Wednesday, December 15, 2021

Ignoring age and COVID risk is unscientific

I listened to a frustrating Sam Harris podcast about COVID policy yesterday. What struck me about these "expert" commentators was that they

  1. kept finding reasons to link COVID policy back to Trump, which was weird, and
  2. all but ignored the enormous age variation in COVID risk. 

Both these seem like popular ways of thinking, unfortunately. 

I want to comment briefly on the second issue. This should help explain why I support vaccinations for the elderly but feel strongly against vaccinating children, vaccine targets and mandates. 

The risk of serious illness or death with COVID is far more age-skewed than most viruses. In the below figure I show this skew. COVID is a serious disease for the elderly.

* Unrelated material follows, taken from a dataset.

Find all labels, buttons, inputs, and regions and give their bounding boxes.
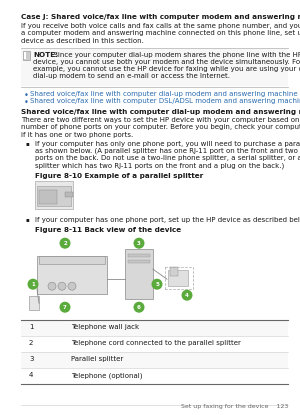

I also plot vaccine risks in the dashed orange. You might not be able to see it because it is so close to the axis. For age 70, the benefit-to-cost ratio of the vaccine is about 250x (i.e. the blue line is 250 times higher than the dashed orange line). A great outcome and something anyone would be foolish not to recommend. 

But exponential curves are deceiving. Let's zoom in on this curve for young age cohorts. I do this below (curve equation is 10^(-3.27 + 0.0524xage)). Notice now that we are way down near the vaccine risk. It's close. I show a broad range of risks and call this COVID curve the risk of serious illness. I do this because reality doesn't follow the neat equation I used to plot the curve and children are likely even lower risk than shown. 



In short, because the age skew of COVID risk is so severe, these huge many-hundred-times benefit-to-cost ratios can reverse at low ages so that the costs are many times the benefits. This is why so many doctors are calling for a halt to mandates for vaccinating children. 

We should let this well-known information about COVID guide us rather than politics and panic. 

3 comments:

  1. Where does your equation for the risk factors of Covid come from?

    Compare to the CDC page here:
    https://www.cdc.gov/coronavirus/2019-ncov/vaccines/recommendations/children-teens.html
    "There are approximately 28 million children between the ages of 5 and 11 years old in the United States, and there have been nearly 2 million cases of COVID-19 within this age group during the pandemic. COVID-19 can make children very sick and cause children to be hospitalized. In some situations, the complications from infection can lead to death."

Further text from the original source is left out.